Sunday, August 14, 2011
Yesterday I began a new series of of images evoked by Russian fairytales. I decided to start with "The Firebird" - because of the life-changing impact on my work of both Stravinsky's music, and the Ballet Russe.
I was in the 8th grade of my school when an English teacher played The Firebird for a writing assignment. I remember that what I wrote, while listening to the music (that was the assignment) - was maudlin, and false as well, but it made me aware of the power of music to tell a story, and with that realization I was determined to become a composer. I asked my parents for an instrument to compose on, and incredibly, my father went with me to a music store and bought an organ for me, my choice - because it was the only keyboard that they had. The only Stravinsky that I could find was the piano-four-hand arrangement of The Rite of Spring, in the Fantasia music book, so that's what I began with.
I'm pretty sure that I read The Firebird, as a fairytale, at some point when I was a child.
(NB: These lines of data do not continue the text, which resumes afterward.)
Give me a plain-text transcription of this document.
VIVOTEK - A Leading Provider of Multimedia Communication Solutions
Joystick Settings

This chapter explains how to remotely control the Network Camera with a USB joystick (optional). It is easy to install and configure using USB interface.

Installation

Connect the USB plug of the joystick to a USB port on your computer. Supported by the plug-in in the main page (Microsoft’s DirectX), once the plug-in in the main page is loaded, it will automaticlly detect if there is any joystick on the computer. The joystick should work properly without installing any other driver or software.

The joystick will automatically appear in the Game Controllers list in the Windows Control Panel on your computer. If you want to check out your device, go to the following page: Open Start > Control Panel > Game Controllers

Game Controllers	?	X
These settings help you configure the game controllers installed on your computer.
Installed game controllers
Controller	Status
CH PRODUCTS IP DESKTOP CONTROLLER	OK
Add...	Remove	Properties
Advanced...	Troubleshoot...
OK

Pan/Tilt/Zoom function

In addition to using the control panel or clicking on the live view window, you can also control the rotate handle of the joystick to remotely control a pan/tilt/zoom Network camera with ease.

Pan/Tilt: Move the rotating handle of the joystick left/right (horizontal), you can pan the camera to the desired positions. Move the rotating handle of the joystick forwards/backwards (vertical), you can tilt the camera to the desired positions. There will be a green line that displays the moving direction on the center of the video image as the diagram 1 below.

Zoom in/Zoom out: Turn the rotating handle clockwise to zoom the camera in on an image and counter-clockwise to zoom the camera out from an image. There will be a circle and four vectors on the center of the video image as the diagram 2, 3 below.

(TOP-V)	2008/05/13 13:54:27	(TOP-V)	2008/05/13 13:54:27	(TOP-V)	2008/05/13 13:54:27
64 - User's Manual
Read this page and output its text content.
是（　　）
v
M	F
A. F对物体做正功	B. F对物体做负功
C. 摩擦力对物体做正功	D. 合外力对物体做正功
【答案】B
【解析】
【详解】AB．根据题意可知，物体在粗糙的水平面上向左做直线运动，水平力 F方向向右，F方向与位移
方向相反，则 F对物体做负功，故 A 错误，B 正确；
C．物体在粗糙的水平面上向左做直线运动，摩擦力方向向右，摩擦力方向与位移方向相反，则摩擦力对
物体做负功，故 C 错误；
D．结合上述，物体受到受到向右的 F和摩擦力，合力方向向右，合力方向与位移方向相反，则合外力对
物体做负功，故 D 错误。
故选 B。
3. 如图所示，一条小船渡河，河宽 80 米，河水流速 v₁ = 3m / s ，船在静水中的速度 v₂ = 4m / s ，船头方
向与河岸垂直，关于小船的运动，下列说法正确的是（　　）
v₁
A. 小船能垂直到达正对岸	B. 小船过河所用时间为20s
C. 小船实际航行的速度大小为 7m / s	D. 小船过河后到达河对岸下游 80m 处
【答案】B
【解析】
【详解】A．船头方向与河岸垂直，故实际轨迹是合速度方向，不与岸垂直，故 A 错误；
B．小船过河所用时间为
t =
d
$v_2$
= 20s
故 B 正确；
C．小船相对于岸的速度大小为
I read a lot of fairytales, especially if they told of far-away places like Russia.
In time I would discover other resonances of the firebird image through study of Gaston Bachelard's unfinished final work on the poetics of the Phoenix.
What surprises me, just as it did during work on the ballad paintings, is how determined the image of the firebird is for me. I've painted a number of phoenix since first hearing The Firebird, but this one has a certain nature that I want to - should I say capture? ~ very precisely.